For every instance, I o is the percentage of central I/O actions that in the original sequence are nested with front-end I/O actions. In average, I o is around 1% on all instances, except instance 9 where its value is 3.81%. This latter also corresponds to a gain of 7% given by our scheduling policy, which in fact always grants I m = 0%.

In all instances the modified sequence provides a substantial improvement in execution time for the front-end I/O actions, in the range 10–30%. However, the central I/O actions have higher execution times with a worsening in the range 1–3%, due to the new positions of SKUs entering from the front-end I/O point, defined by our simple storage policy.
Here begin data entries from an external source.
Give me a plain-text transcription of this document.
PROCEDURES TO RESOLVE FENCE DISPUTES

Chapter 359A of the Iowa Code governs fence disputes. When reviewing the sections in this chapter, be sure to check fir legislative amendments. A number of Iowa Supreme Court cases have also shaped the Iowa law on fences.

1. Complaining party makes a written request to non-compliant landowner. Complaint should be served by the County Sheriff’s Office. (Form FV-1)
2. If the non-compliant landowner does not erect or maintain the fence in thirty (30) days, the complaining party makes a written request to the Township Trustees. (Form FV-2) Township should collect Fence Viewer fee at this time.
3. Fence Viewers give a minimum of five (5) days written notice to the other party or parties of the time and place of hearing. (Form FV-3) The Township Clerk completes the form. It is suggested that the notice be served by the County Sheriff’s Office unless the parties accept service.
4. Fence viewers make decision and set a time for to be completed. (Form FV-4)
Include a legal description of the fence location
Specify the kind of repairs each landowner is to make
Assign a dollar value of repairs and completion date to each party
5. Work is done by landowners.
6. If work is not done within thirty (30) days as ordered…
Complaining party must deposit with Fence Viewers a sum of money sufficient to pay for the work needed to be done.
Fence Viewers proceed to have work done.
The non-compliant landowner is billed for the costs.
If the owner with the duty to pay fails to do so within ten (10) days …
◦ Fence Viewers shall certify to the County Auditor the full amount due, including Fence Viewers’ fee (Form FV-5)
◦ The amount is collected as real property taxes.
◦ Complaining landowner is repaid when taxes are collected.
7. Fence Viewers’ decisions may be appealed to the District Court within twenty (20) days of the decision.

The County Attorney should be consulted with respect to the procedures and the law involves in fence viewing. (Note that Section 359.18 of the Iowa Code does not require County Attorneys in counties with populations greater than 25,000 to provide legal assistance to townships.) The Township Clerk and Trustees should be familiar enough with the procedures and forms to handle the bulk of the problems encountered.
Considering the complete sequence of actions, the modified sequence grants only a slight improvement in the range 0.5–3%, with a single substantial gain around 7% but also one worsening of 0.22%.

Although our policy leads to a substantial time gain on the optimized operations, the advantage on the total operations time is limited. The time loss on central I/O operations indicates that a better storage policy is needed for the shift-based scheduling, to make a cleverer use of the rack cells.

Finally, in last column of Table 1, we report relative gaps between the overall time spent by crane and shuttle in mechanical operations measured on the real data (ϕ r), and that obtained by the modified sequence in our simulation (ϕ m). The overall picture is similar to that concerning SKUs operation times.

3 Conclusions

We proposed a generic approach to the identification of critical AS/RS sub-components, and the design of corresponding optimization policies. It makes use of both descriptive and optimization models.

Our framework turned out to be more flexible than those proposed in the literature; one of its key features is to shift complexity in the logic component of an orchestrator, that in turn can be effectively encoded by optimization models.

The building of a descriptive model turns out to be an asset of our methodology, allowing to (indirectly, but reliably) evaluate the effect of optimization on the real world system. In our case, the design and application of a custom optimization policy allows to reduce operational times of certain system functions at the expense of others. We indeed believe this to be a common issue when optimization policies are applied in practice. The potential of combining optimization and simulation actually unfolds at this stage: the decision maker can evaluate the impact of different optimization strategies, choosing the one yielding a suitable balancing for his/her system.